Qui l’eut cru ? Qui aurait pu penser que le groupe d’intérêts politiques que constituait le G13 avait déjà, en peu de temps de gestion interne, des problèmes d’ordre financier ? A priori, il était difficile de concevoir que les choses allaient si mal au sein du groupe. Il a fallu la démission de l’Honorable Rachidi Gbadamassi pour se rendre compte que ce groupe avait une vraie face qu’on ne lui connaissait pas. La démission de Rachidi Gbadamassi a donc permis de voir le G13 sous un autre angle avec une étiquette qu’on ne pouvait lui coller aussi immédiatement auparavant. Quand on fait un feed back pour analyser un tant soit peu les nombreuses déclarations de certains membres du G13, on ne s’en revient pas. Ce sont les mêmes qui ont traité le pouvoir en place de tous les noms en le vilipendant et en l’accusant de mauvaise gestion des fonds de l’Etat. C’est surtout les fonds de l’escorte qui avait été au centre de grands débats. Mais c’était sans savoir que le groupe qui avait la langue déliée pour dénoncer et critiquer sans état d’âme, était lui-même enclin à des pratiques peu orthodoxes en matière de gestion au point où certains en sont arrivés à jeter l’éponge. Si tant est que c’est sur cette base erronée et peu honnête que fonctionne le G13, on doit encore s’attendre à la cassure de ce groupe puisque les quelques intellectuels francs qui y sont vont comprendre qu’ils filent du mauvais coton et qu’ils trichent avec leur conscience. Puisqu’en réalité, les questions d’argent et d’intérêts ne peuvent pas spécifiquement sous-tendre le fonctionnement d’un groupe politique. A en croire l’honorable Rachidi Gbadamassi, d’autres comportements suspects qui ternissent l’image même du G13 ont encore cours. C’est donc certain que ceux dont l’honneur et la dignité ont de la valeur et qui continuent de militer au sein de ce regroupement, ne devraient pas tarder à lâcher ce conglomérat de forces constituées de gens de peu de conviction. Sinon, on ne peut continuer à militer farouchement pour tout le groupe alors que certains profitent en sourdine des intérêts éventuels que rapporte la lutte.

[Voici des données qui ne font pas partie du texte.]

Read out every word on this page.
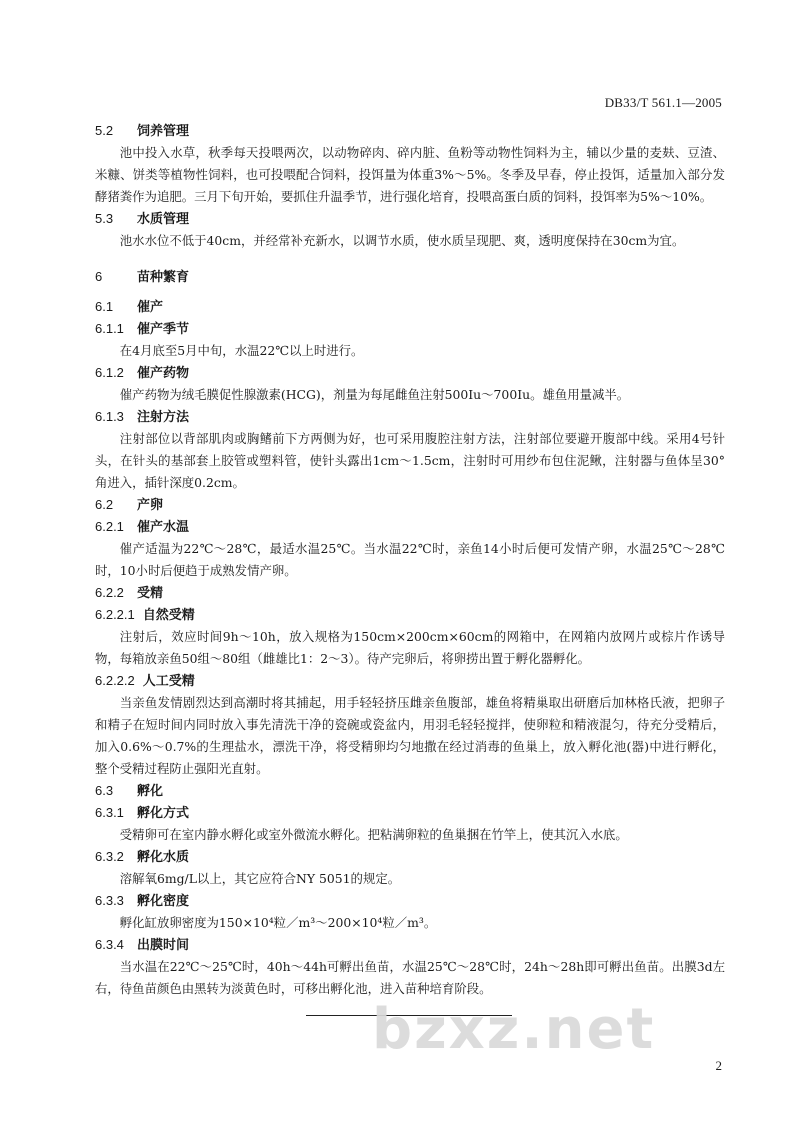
DB33/T 561.1—2005
5.2 饲养管理
池中投入水草，秋季每天投喂两次，以动物碎肉、碎内脏、鱼粉等动物性饲料为主，辅以少量的麦麸、豆渣、米糠、饼类等植物性饲料，也可投喂配合饲料，投饵量为体重3%～5%。冬季及早春，停止投饵，适量加入部分发酵猪粪作为追肥。三月下旬开始，要抓住升温季节，进行强化培育，投喂高蛋白质的饲料，投饵率为5%～10%。
5.3 水质管理
池水水位不低于40cm，并经常补充新水，以调节水质，使水质呈现肥、爽，透明度保持在30cm为宜。
6	苗种繁育
6.1 催产
6.1.1 催产季节
在4月底至5月中旬，水温22℃以上时进行。
6.1.2 催产药物
催产药物为绒毛膜促性腺激素(HCG)，剂量为每尾雌鱼注射500Iu～700Iu。雄鱼用量减半。
6.1.3 注射方法
注射部位以背部肌肉或胸鳍前下方两侧为好，也可采用腹腔注射方法，注射部位要避开腹部中线。采用4号针头，在针头的基部套上胶管或塑料管，使针头露出1cm～1.5cm，注射时可用纱布包住泥鳅，注射器与鱼体呈30°角进入，插针深度0.2cm。
6.2 产卵
6.2.1 催产水温
催产适温为22℃～28℃，最适水温25℃。当水温22℃时，亲鱼14小时后便可发情产卵，水温25℃～28℃时，10小时后便趋于成熟发情产卵。
6.2.2 受精
6.2.2.1 自然受精
注射后，效应时间9h～10h，放入规格为150cm×200cm×60cm的网箱中，在网箱内放网片或棕片作诱导物，每箱放亲鱼50组～80组（雌雄比1：2～3）。待产完卵后，将卵捞出置于孵化器孵化。
6.2.2.2 人工受精
当亲鱼发情剧烈达到高潮时将其捕起，用手轻轻挤压雌亲鱼腹部，雄鱼将精巢取出研磨后加林格氏液，把卵子和精子在短时间内同时放入事先清洗干净的瓷碗或瓷盆内，用羽毛轻轻搅拌，使卵粒和精液混匀，待充分受精后，加入0.6%～0.7%的生理盐水，漂洗干净，将受精卵均匀地撒在经过消毒的鱼巢上，放入孵化池(器)中进行孵化，整个受精过程防止强阳光直射。
6.3 孵化
6.3.1 孵化方式
受精卵可在室内静水孵化或室外微流水孵化。把粘满卵粒的鱼巢捆在竹竿上，使其沉入水底。
6.3.2 孵化水质
溶解氧6mg/L以上，其它应符合NY 5051的规定。
6.3.3 孵化密度
孵化缸放卵密度为150×10⁴粒／m³～200×10⁴粒／m³。
6.3.4 出膜时间
当水温在22℃～25℃时，40h～44h可孵出鱼苗，水温25℃～28℃时，24h～28h即可孵出鱼苗。出膜3d左右，待鱼苗颜色由黑转为淡黄色时，可移出孵化池，进入苗种培育阶段。
bzxz.net
2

L’autre aspect de la chose qui prouve que c’est un véritable marché de dupe que constitue le G4, c’est le fait que ce groupe accepte de recevoir des enveloppes financières d’un quelconque homme politique avant que la gestion de ces fonds ne pose problème. Il est clair que les responsables du groupe sont à la solde d’hommes politiques qui tirent les ficelles dans l’ombre. La base a été donc faussée et le masque n’est tombé qu’avec le départ de Rachidi Gbadamassi. Or, nombre de Béninois croyaient en cette force que constituait le G13. Il est apparu aux yeux de tous que le fait de confier la gestion du pays à des politiciens de cet acabit serait une manière de leur donner l’occasion de mal gérer les fonds publics. Pour prouver leur innocence dans cette affaire de sous qui ternit l’image du G13, certains responsables doivent sortir de leur mutisme. Autrement, le peuple leur fera, à tort ou à raison, un procès.